Geekspin Blog

Vista and the saga of the impossible rewrite

Posted on: March 25, 2006

One of the more interesting things to come out over the weekend is an article written by renown Australian journalist Dave Richards, provocatively titled 60% Of Windows Vista Code To Be Rewritten.

The article states that the Microsoft Vista team has undergone a large scale restructuring in order to meet its deadline for the CES show in January 2007. It then lists an internal memo verbatim that underlines this restructuring and the vision for the new team.

Let me say first off, before quoting others, that while it is believable that MS is rushing to get the final changes and tweaks done before going to the presses, it seems ridiculous and sensational to claim that any major OS is going to get a 60% rewrite at this stage of the project, the fact is that people have been running Vista betas for months now out there in the real world and it certainly doesn’t seem like a product that needs to be near rebuilt. In terms of time frame this is just not feasible and if these projects are run properly there should be absolutely no reason for this to happen at this late stage.

In a further development today, Richards cites Mr Raymond Vardanega, MD of Acer Australia as having confirmed this rumour and hints that the problem is contained somewhere in the Media Center portion of Vista.

Robert Scoble is currently denying all reports and quotes the X-box team as having unvalidated the comments on them giving up developers towards the Vista cause.

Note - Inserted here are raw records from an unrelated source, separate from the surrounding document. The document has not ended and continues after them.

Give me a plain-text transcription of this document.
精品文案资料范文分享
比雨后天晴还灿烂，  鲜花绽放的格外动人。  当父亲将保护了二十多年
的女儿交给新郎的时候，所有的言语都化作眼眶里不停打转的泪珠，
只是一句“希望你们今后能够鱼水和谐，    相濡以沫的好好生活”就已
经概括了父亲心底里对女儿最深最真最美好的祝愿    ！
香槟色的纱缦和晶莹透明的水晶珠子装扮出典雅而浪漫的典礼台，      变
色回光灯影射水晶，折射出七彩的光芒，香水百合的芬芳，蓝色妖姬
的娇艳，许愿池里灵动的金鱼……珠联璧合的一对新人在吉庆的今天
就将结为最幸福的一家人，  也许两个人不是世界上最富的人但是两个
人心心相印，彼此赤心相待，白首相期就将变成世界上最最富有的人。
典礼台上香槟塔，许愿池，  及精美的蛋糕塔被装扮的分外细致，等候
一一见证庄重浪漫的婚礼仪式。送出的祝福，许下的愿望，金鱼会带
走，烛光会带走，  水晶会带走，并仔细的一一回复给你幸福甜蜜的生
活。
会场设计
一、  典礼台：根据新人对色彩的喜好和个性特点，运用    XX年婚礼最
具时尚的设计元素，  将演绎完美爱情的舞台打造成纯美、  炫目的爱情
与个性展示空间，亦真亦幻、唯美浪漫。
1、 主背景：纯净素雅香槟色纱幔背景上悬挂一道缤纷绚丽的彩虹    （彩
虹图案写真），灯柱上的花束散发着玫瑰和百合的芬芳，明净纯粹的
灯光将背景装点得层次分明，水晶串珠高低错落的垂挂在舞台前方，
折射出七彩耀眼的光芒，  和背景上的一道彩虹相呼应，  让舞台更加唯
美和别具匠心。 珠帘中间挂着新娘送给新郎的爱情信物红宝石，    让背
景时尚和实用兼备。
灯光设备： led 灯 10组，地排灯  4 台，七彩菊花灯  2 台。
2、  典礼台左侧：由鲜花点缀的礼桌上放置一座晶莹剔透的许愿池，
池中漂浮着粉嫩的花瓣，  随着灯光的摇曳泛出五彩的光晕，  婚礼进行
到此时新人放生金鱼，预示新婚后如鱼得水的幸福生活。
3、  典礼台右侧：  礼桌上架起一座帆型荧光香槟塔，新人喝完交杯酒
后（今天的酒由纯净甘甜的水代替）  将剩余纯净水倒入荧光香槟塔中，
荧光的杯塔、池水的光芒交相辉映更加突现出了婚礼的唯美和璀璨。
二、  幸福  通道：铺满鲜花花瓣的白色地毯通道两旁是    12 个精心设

Further more this quote from the Xbox blog:

In fact, Vista is feature complete – meaning the code writing process is essentially over. The next phase of development focuses on security, testing and fit/finish – not writing new code. Vista is on track for business availability in November 2006 and consumer availability in January 2007.

At this stage it is unclear what is exactly going on at Redmond, but for now it seems unlikely that there really exists such a massive problem on the code base and I am going to dismiss this as rumour mongering for now, at least until Microsoft takes up an official stance on the problem.

Further rumour based reporting at the inquirer.

What ever happened to getting both sides of the story before running with it? Is this the effect that blogs are having on mainstream reporting? I hope not. Is there still something to be called integrity and accuracy in reporting, or have blogging made it obsolete? I am not saying that there is no semblance of truth in these articles, merely that at this stage no one really knows enough to make any real concrete comments, its all word-of-mouth until Redmond takes an official stance, which is not Scoble’s role btw.